After a sting operation in 2008 he was arrested in Thailand and in 2010 was extradited to the United States after a protracted court proceeding.
He was convicted in November after a three-week trial in New York.
Prior to his arrest, the DEA had struggled to draw Bout out of his Russian homeland, which is long thought to have sheltered and defended him.
Undercover agents met with Bout’s associates the world over, from Curacao to Copenhagen, in an attempt to set up a meeting with their target, according to the indictment.
The Russian businessman has also been accused of assembling a fleet of cargo planes to traffic military-grade weapons to conflict zones around the world since the 1990s.
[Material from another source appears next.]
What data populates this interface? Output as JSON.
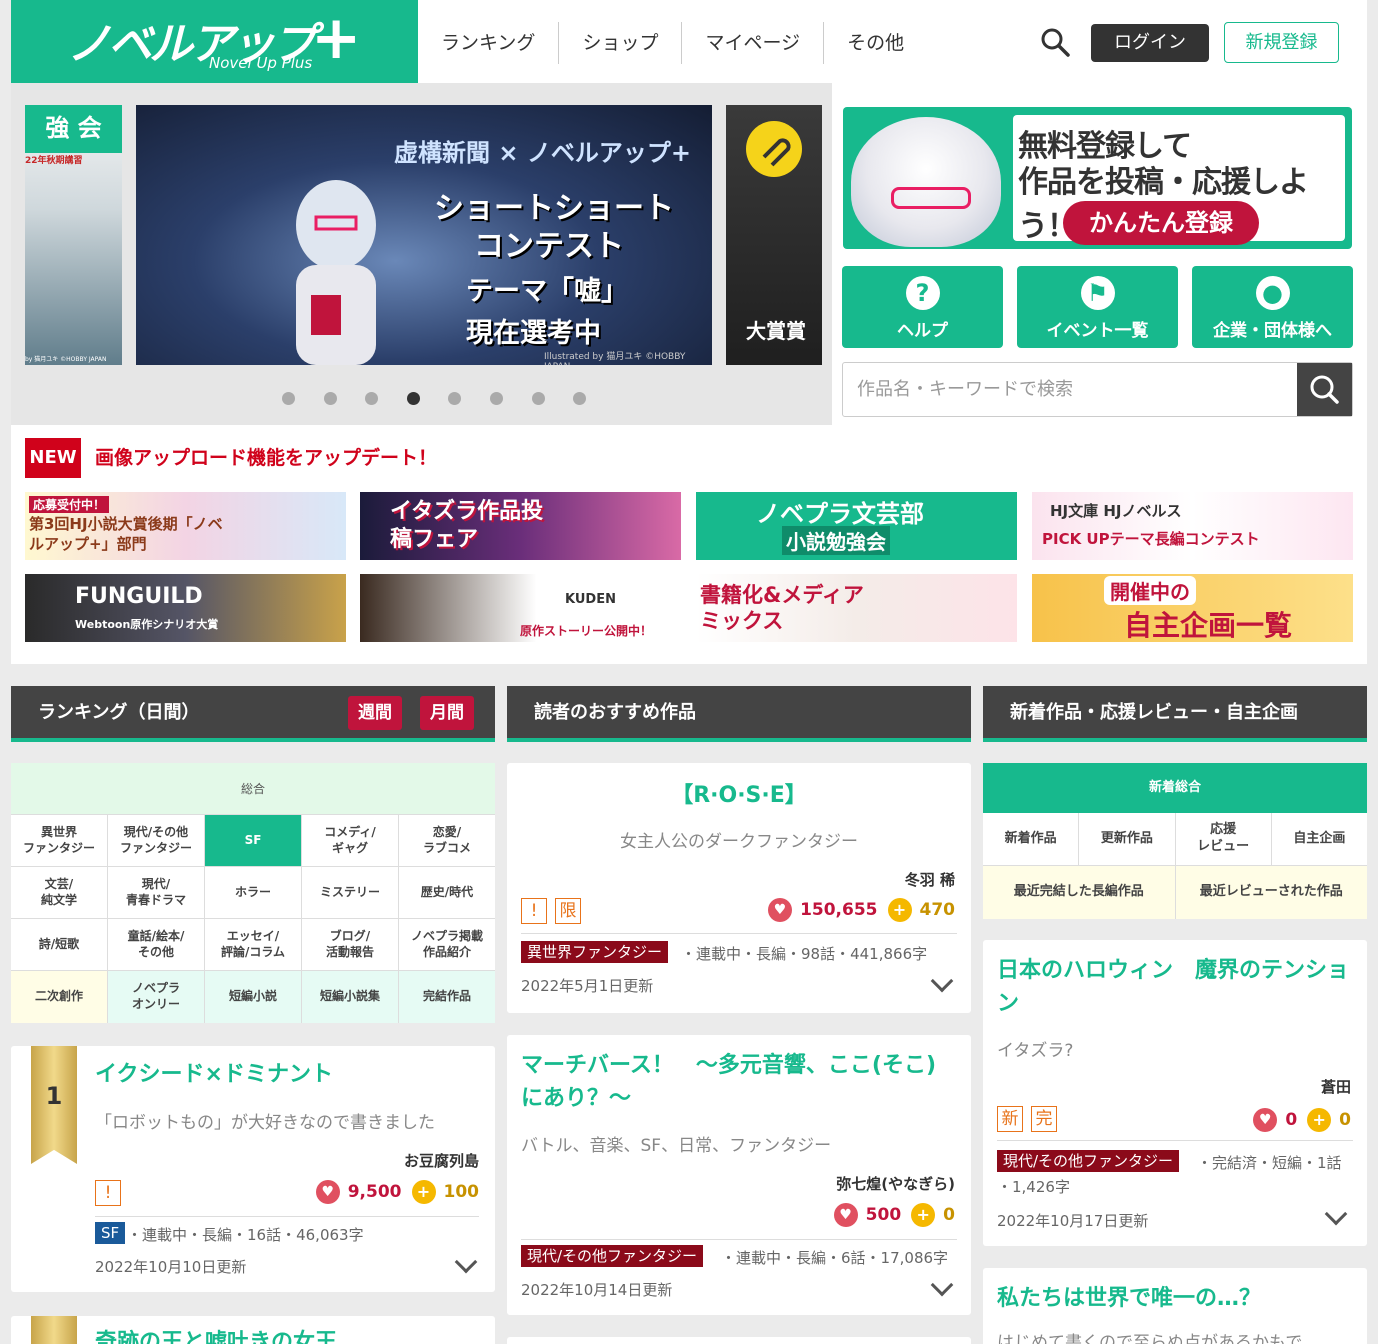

Allegations of trafficking activities in Liberia prompted U.S. authorities to freeze his American assets in 2004 and prohibited U.S. transactions with him, the indictment said.
Bout has maintained that he operated legitimate businesses and had acted as a mere logistics provider. His exact age is unclear, but he is believed to be in his late 40s or 50s, with his age in dispute due to different passports and documents.
The U.S. attorney’s office said it had no confirmed age.
Critics have accused Bout of providing arms to rebels in several countries and fueling bloody conflicts in places such as Liberia and Sierra Leone.
In 2000, then-British Foreign Office Peter Hain branded him “Africa’s chief merchant of death” at a time when Bout is believed to have supplied arms to officials in Sierra Leone, a former British colony then embroiled in civil war.